1 ¾ ounces of Fuggles… how did you come up with that? I hear you ask*. Well, sums, is the answer. In his book ‘The Complete Joy of Homebrewing’, Charlie Papazian has several formulas for working out things like, how dark will the beer be, or how bitter, or if you want it this bitter, how much of what ought I put in. The rest, as I’ve mentioned before, is all composed from averages. And the sums are the least of my problems. CP’s book is so weighty it takes me 20 mins to find any charts I want. I think I’ll be typing some of the important calculations up and laminating them. What kitchen isn’t improved with laminated International Bitterness Units calculations or a wipe-clean ‘lb per gallon’ gravity table?

So, that’s the end of this weeks’ post, and I’ve just started my second pint of cider. Now, these days I only have to look at beer to have a headache the next day, but I can definitely feel this pint ‘doing its thing’. The alcohol must have all settled to the bottom of the bottle, with the yeast.

Don't ask. I got it wrong in the end! Nevermind, read a later post for the craic.

Friday, April 15, 2011

Not going against the (speciality) grain.

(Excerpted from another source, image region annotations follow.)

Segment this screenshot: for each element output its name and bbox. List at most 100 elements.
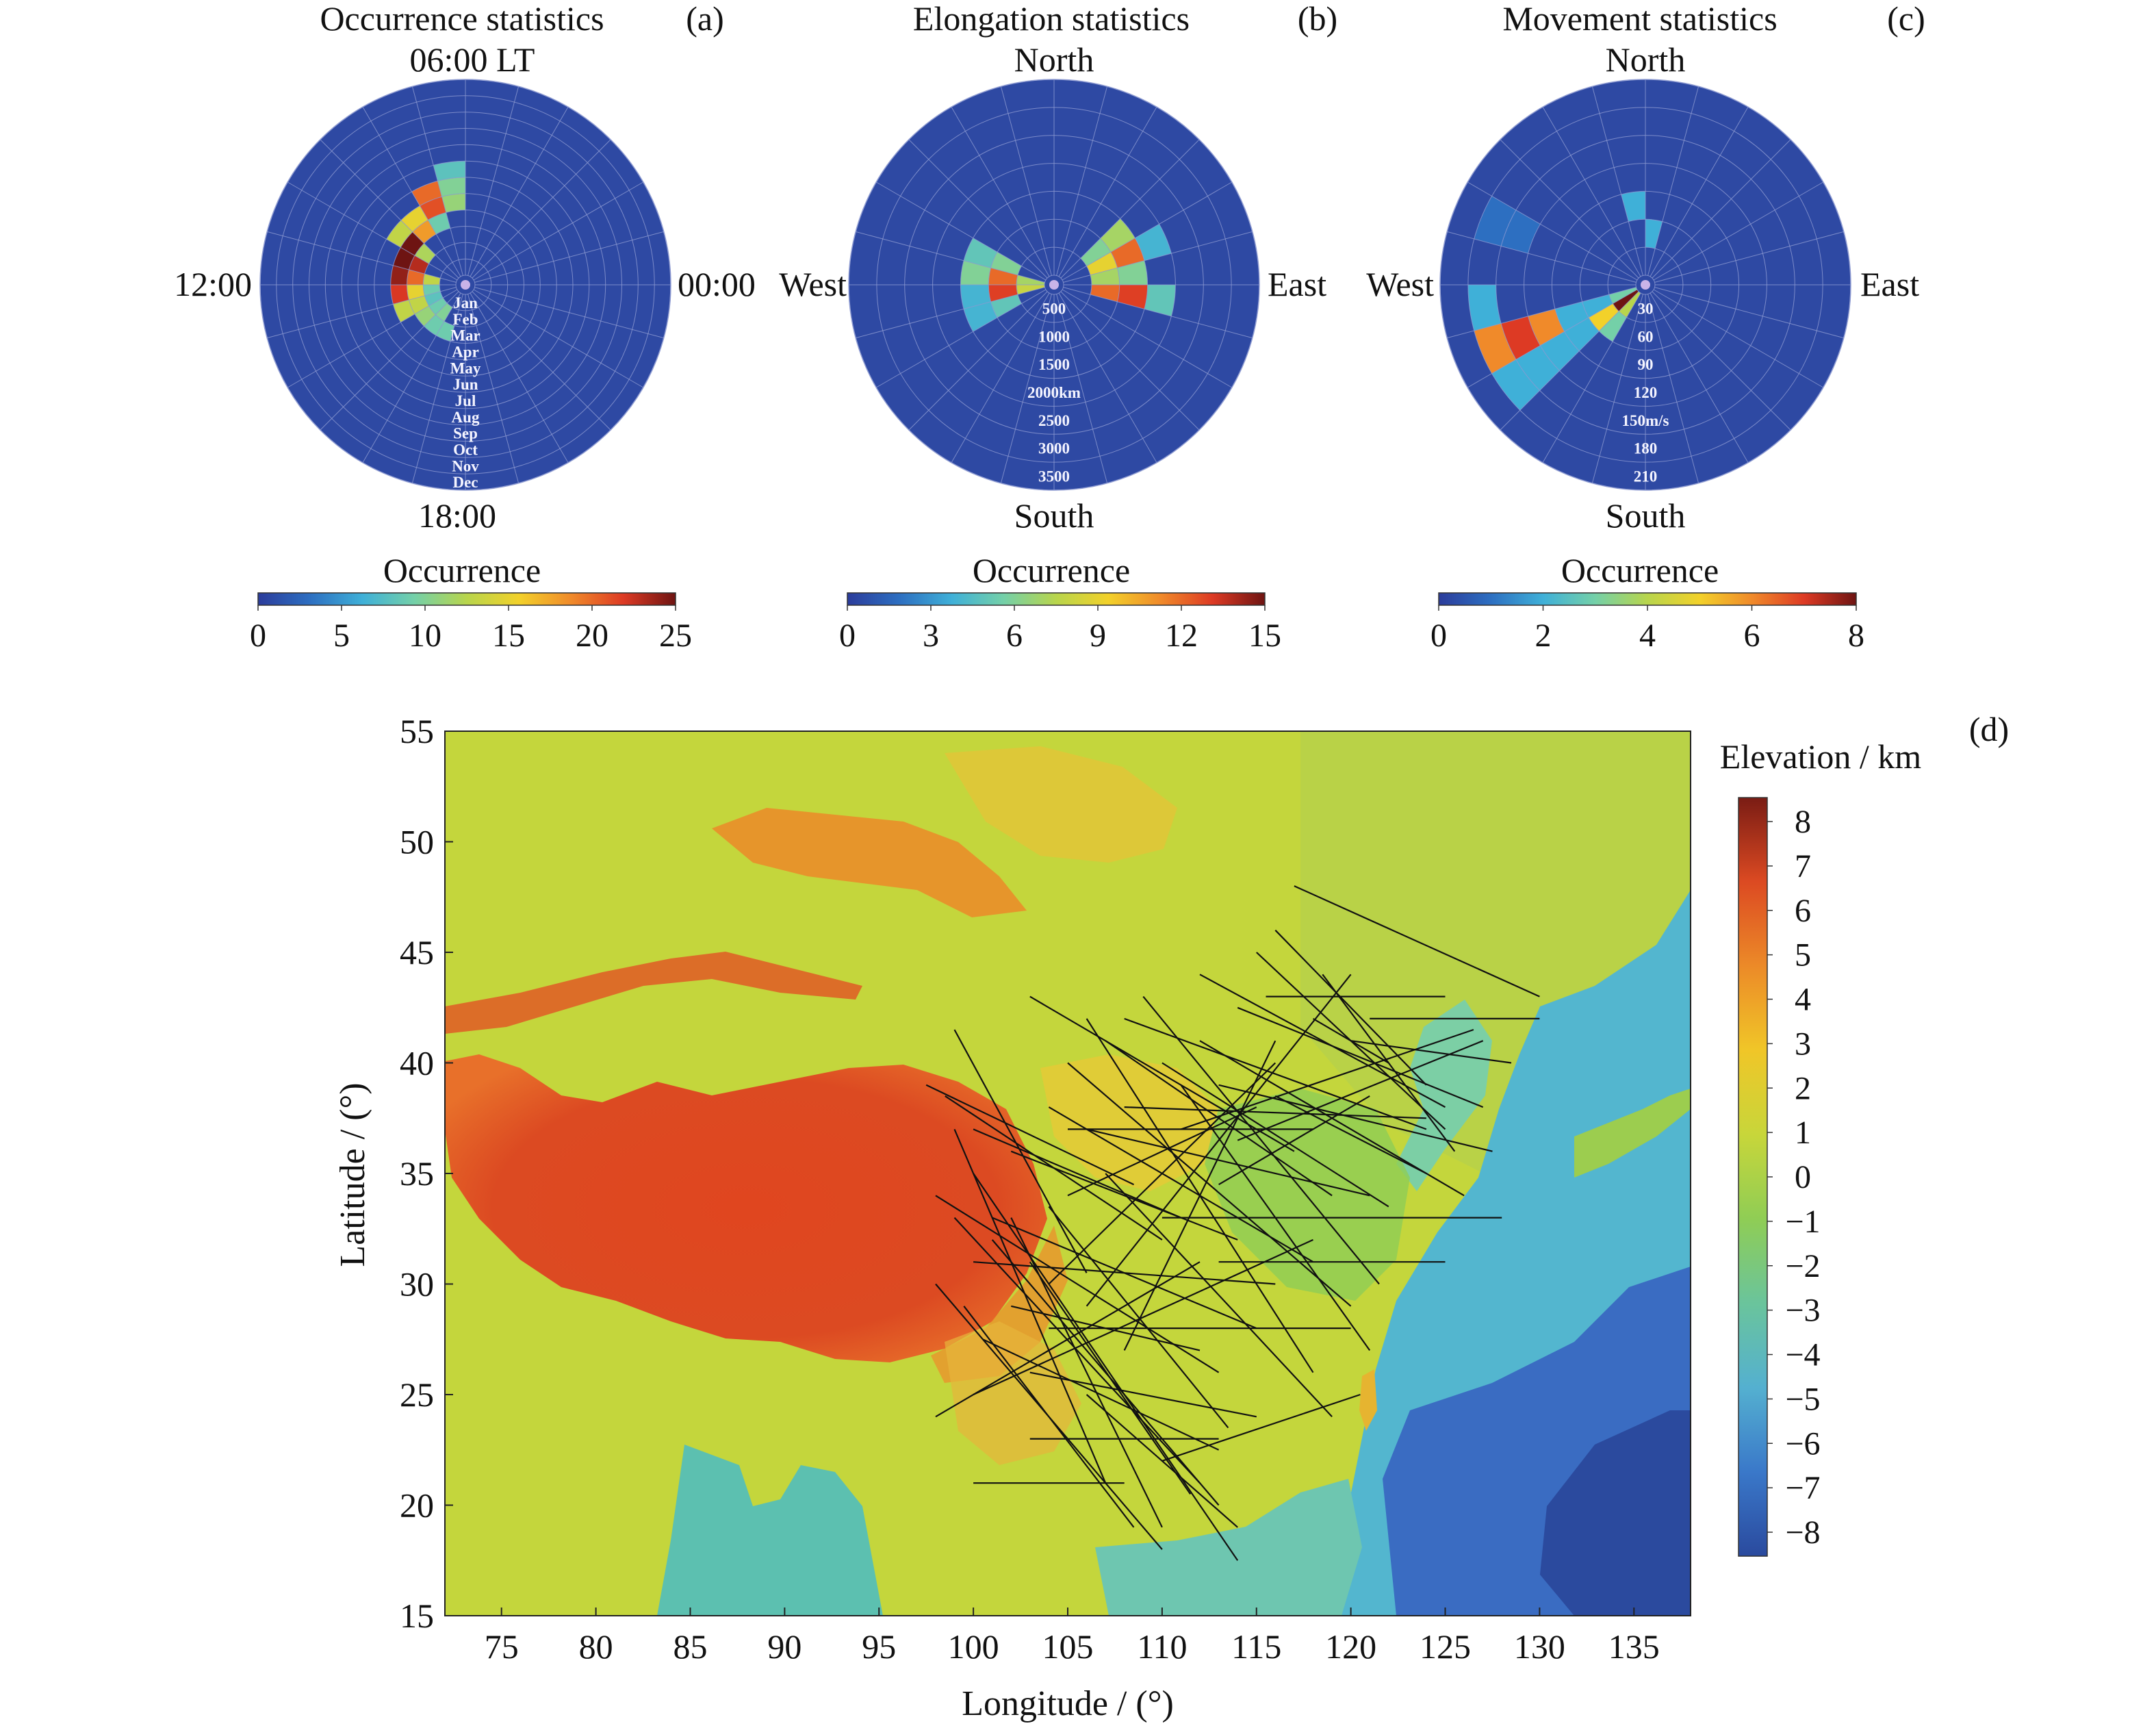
polar-cell [964, 238, 998, 268]
mstid-track [1218, 1095, 1370, 1186]
polar-cell [1599, 311, 1627, 342]
colorbar-tick-label: 2 [1535, 618, 1552, 654]
x-axis-label: Longitude / (°) [962, 1684, 1174, 1723]
polar-cell [1117, 260, 1148, 285]
colorbar-c: 0 2 4 6 8 [1430, 592, 1864, 654]
polar-cell [1540, 331, 1580, 371]
polar-spoke-line [473, 289, 644, 388]
colorbar-tick-label: 20 [576, 618, 608, 654]
colorbar-tick-label: 3 [923, 618, 939, 654]
polar-spoke-line [287, 289, 458, 388]
polar-cell [424, 314, 445, 335]
polar-spoke-line [1591, 294, 1643, 483]
mstid-track [1067, 1106, 1257, 1197]
mstid-track [1029, 995, 1295, 1152]
ring-label: 500 [1042, 300, 1066, 317]
polar-spoke-line [1062, 289, 1233, 388]
polar-spoke-line [467, 86, 519, 276]
mstid-track [1124, 1017, 1427, 1130]
panel-b-right-label: East [1268, 265, 1326, 303]
panel-c-bottom-label: South [1606, 496, 1686, 535]
ring-label: 60 [1638, 328, 1654, 345]
mstid-track [973, 1128, 1181, 1219]
terrain-tibetan-plateau [445, 1054, 1047, 1362]
panel-c-colorbar-title: Occurrence [1561, 551, 1719, 589]
elevation-tick-label: 4 [1795, 982, 1811, 1018]
panel-a-letter: (a) [686, 0, 724, 38]
x-tick-label: 125 [1420, 1627, 1471, 1666]
panel-b-left-label: West [779, 265, 847, 303]
terrain-yunnan [945, 1321, 1081, 1465]
y-tick-label: 30 [400, 1265, 434, 1304]
elevation-colorbar: 8 7 6 5 4 3 2 1 0 −1 −2 −3 −4 −5 −6 −7 −8 [1738, 797, 1821, 1557]
polar-spoke-line [1650, 106, 1749, 277]
polar-cell [423, 285, 441, 296]
mstid-track [925, 1084, 1134, 1186]
polar-cell [1589, 303, 1619, 331]
x-tick-label: 75 [485, 1627, 519, 1666]
y-axis-label: Latitude / (°) [333, 1082, 372, 1267]
polar-cell [386, 220, 413, 248]
ring-label: 150m/s [1622, 412, 1669, 429]
polar-spoke-line [1447, 231, 1637, 283]
panel-b-bottom-label: South [1014, 496, 1094, 535]
panel-c: Movement statistics (c) North West East … [1366, 0, 1925, 654]
polar-spoke-line [470, 106, 569, 277]
polar-cell [1467, 285, 1502, 331]
polar-cell [1501, 316, 1541, 360]
colorbar-tick-label: 6 [1006, 618, 1023, 654]
polar-spoke-line [1542, 292, 1641, 463]
polar-spoke-line [1063, 287, 1253, 339]
panel-a-bottom-label: 18:00 [418, 496, 496, 535]
panel-b-letter: (b) [1298, 0, 1337, 38]
panel-c-right-label: East [1860, 265, 1919, 303]
polar-cell [409, 255, 429, 274]
y-tick-label: 35 [400, 1154, 434, 1193]
mstid-track [1010, 1217, 1163, 1528]
polar-spoke-line [856, 287, 1045, 339]
polar-cell [424, 291, 444, 306]
polar-cell [1582, 294, 1613, 318]
ring-label: 2000km [1027, 384, 1081, 401]
polar-spoke-line [1447, 287, 1637, 339]
polar-cell [435, 303, 453, 322]
polar-cell [1528, 309, 1565, 346]
mstid-track [973, 1173, 1239, 1561]
polar-cell [1090, 268, 1120, 285]
colorbar-b: 0 3 6 9 12 15 [839, 592, 1281, 654]
panel-b-colorbar-title: Occurrence [973, 551, 1130, 589]
y-axis-ticks: 15 20 25 30 35 40 45 50 55 [400, 712, 453, 1635]
elevation-tick-label: −3 [1785, 1293, 1820, 1329]
colorbar-gradient [257, 592, 676, 606]
panel-c-title: Movement statistics [1502, 0, 1777, 38]
polar-spoke-line [1000, 86, 1052, 276]
x-tick-label: 80 [579, 1627, 613, 1666]
polar-spoke-line [474, 287, 664, 339]
ring-label: 120 [1634, 384, 1658, 401]
polar-spoke-line [875, 181, 1047, 281]
mstid-track [1322, 974, 1456, 1152]
terrain-loess-plateau [1040, 1054, 1218, 1191]
polar-spoke-line [473, 181, 644, 281]
elevation-tick-label: −1 [1785, 1204, 1820, 1240]
colorbar-tick-label: 8 [1848, 618, 1864, 654]
polar-spoke-line [1653, 181, 1824, 281]
polar-cell [1619, 291, 1641, 318]
elevation-tick-label: 7 [1795, 848, 1811, 885]
x-tick-label: 95 [862, 1627, 896, 1666]
y-tick-label: 55 [400, 712, 434, 750]
mstid-track [1237, 1006, 1484, 1108]
polar-spoke-line [951, 106, 1050, 277]
polar-spoke-line [411, 294, 463, 483]
terrain-japan [1574, 1089, 1691, 1178]
panel-a-right-label: 00:00 [678, 265, 756, 303]
x-axis-ticks: 75 80 85 90 95 100 105 110 115 120 125 130 135 [485, 1608, 1660, 1666]
polar-cell [988, 268, 1018, 285]
mstid-track [973, 1238, 1313, 1396]
polar-cell [393, 300, 415, 322]
polar-cell [428, 212, 450, 234]
ring-label: Mar [450, 327, 480, 344]
mstid-track [1237, 1040, 1484, 1141]
polar-spoke-line [287, 181, 458, 281]
y-tick-label: 45 [400, 933, 434, 971]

Last night, after hours of research and printing stuff off the internet, I devised a recipe for an Irish red ale. Far from an eureka moment, it happened by taking the ingredients for 8 different recipes (all off the net) and working out an average for each ingredient. It leaves me with the following:

5lb 3oz light DME,
1lb 7oz of speciality grains (Crystal and roasted unmalted barley)
roughly 2oz hops (Fuggles and Goldings) whatever I need for an IBU (bitteness) of about 22 - 28
Irish Ale Yeast and some leftover DME for conditioning.

It's an exactly average recipe, but hopefully it will ease me into extract brewing and I'll have a good base on which to work. A canvas, if you will. We'll find out soon. I'm not short of 'quality control' volunteers.

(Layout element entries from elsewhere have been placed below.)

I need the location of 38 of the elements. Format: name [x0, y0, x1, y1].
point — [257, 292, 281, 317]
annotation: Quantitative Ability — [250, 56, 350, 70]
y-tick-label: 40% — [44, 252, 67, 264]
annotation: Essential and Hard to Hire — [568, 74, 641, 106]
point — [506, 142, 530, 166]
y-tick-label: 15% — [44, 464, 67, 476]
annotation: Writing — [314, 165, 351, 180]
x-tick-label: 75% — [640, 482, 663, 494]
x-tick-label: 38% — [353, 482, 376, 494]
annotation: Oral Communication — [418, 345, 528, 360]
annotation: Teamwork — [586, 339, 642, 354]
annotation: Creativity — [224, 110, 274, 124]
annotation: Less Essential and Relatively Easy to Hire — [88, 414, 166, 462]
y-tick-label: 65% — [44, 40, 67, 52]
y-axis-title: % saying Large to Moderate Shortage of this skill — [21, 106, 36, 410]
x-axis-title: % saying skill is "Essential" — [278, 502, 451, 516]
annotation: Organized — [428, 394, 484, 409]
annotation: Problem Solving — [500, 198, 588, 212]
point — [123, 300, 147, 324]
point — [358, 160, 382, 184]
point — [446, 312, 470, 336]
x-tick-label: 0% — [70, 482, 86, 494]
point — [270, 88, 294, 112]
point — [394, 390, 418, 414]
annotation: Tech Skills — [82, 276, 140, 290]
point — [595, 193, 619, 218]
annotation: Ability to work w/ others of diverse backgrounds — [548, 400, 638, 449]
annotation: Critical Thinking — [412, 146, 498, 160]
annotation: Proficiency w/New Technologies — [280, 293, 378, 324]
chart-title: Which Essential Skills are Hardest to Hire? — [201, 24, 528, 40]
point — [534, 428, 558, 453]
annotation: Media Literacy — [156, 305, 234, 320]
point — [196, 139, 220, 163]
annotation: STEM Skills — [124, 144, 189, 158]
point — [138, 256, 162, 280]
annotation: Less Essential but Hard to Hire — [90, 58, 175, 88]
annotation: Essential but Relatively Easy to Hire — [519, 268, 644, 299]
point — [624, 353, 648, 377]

Any suggestions, with the recipe or a name for it, are very welcome.

I've also heard that the local barley farmer, my dealer, is planting Quench soon, which is great news. I love it when a plan comes together!

Thursday, April 7, 2011

The Homebrew Gods have left you a message:

The homebrew gods have been busy dropping hints this week. Firstly, things are coming together nicely for The Challenge. Someone I know knows someone who will be sowing barely in the next week or so, and he’s agreed to get a kilo of barley for me. The Co-op we’re helpful, as usual, but they didn’t know if the varieties that they had in stock were 2- or six-row barley. Two-row is traditionally used in proper beer, and the lighter beer from America uses 6-row, as it lends itself better to additional (cheaper) ingredients, like rice etc. Six-row is also used in malt whiskies, but that’s a bit out of my league just yet. Anyway, I’m left with two varieties, Quench and Snakebite (both sound like words thrown around a pub, so I must be on the right path). I’ve also been allocated a small plot at the allotments, and a couple of friends have offered me some space in their gardens, one in a veg patch, and the other in a lawn. I’m thrilled at the idea of having somewhere to grow my barley, but less so about returning a lawn to its original state after I’ve turned it into a barley patch!

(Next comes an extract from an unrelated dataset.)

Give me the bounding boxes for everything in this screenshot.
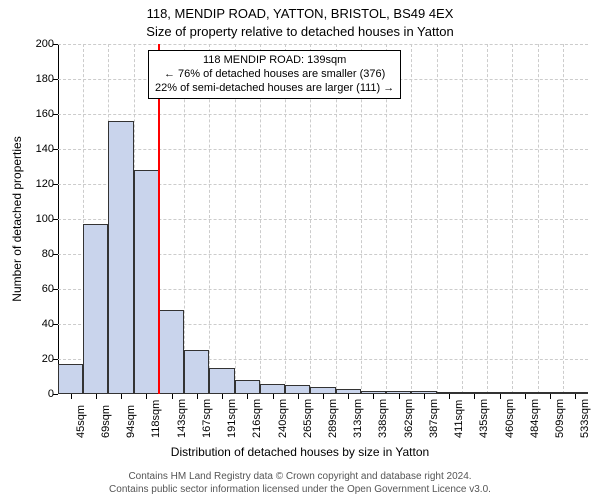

I’ve also found a massive stock pot in which to boil the beer. It’s at the local GAA club (God knows what they use it for), and I’m sure they won’t mind lending it to me once in a while if it’s for a good cause. I was ‘looking for the bin’, and rummaging through their cupboards after a meeting the other night, and ‘happened’ across it. Nothing quite like thrift to keep the price of a pint down.

But, whilst being both gracious and generous, the homebrew gods have also been encouraging me to ‘get my finger out’, as it were. There’s competition! I hear there’s a fella in the next town over who wants to set up a microbrewery. Now, I’m not saying that I do (yet), but if I did, I don’t need this upstart who’s been brewing for years getting in before me!

And finally, I’ve also been sort-of asked to present a homebrew demonstration at the local gardening club meet. Quite how I’m going to condense a 4-week process into a 90-minute talk is yet to be worked out, but I suspect it’ll involve something Blue Peter has been doing for years… cheating.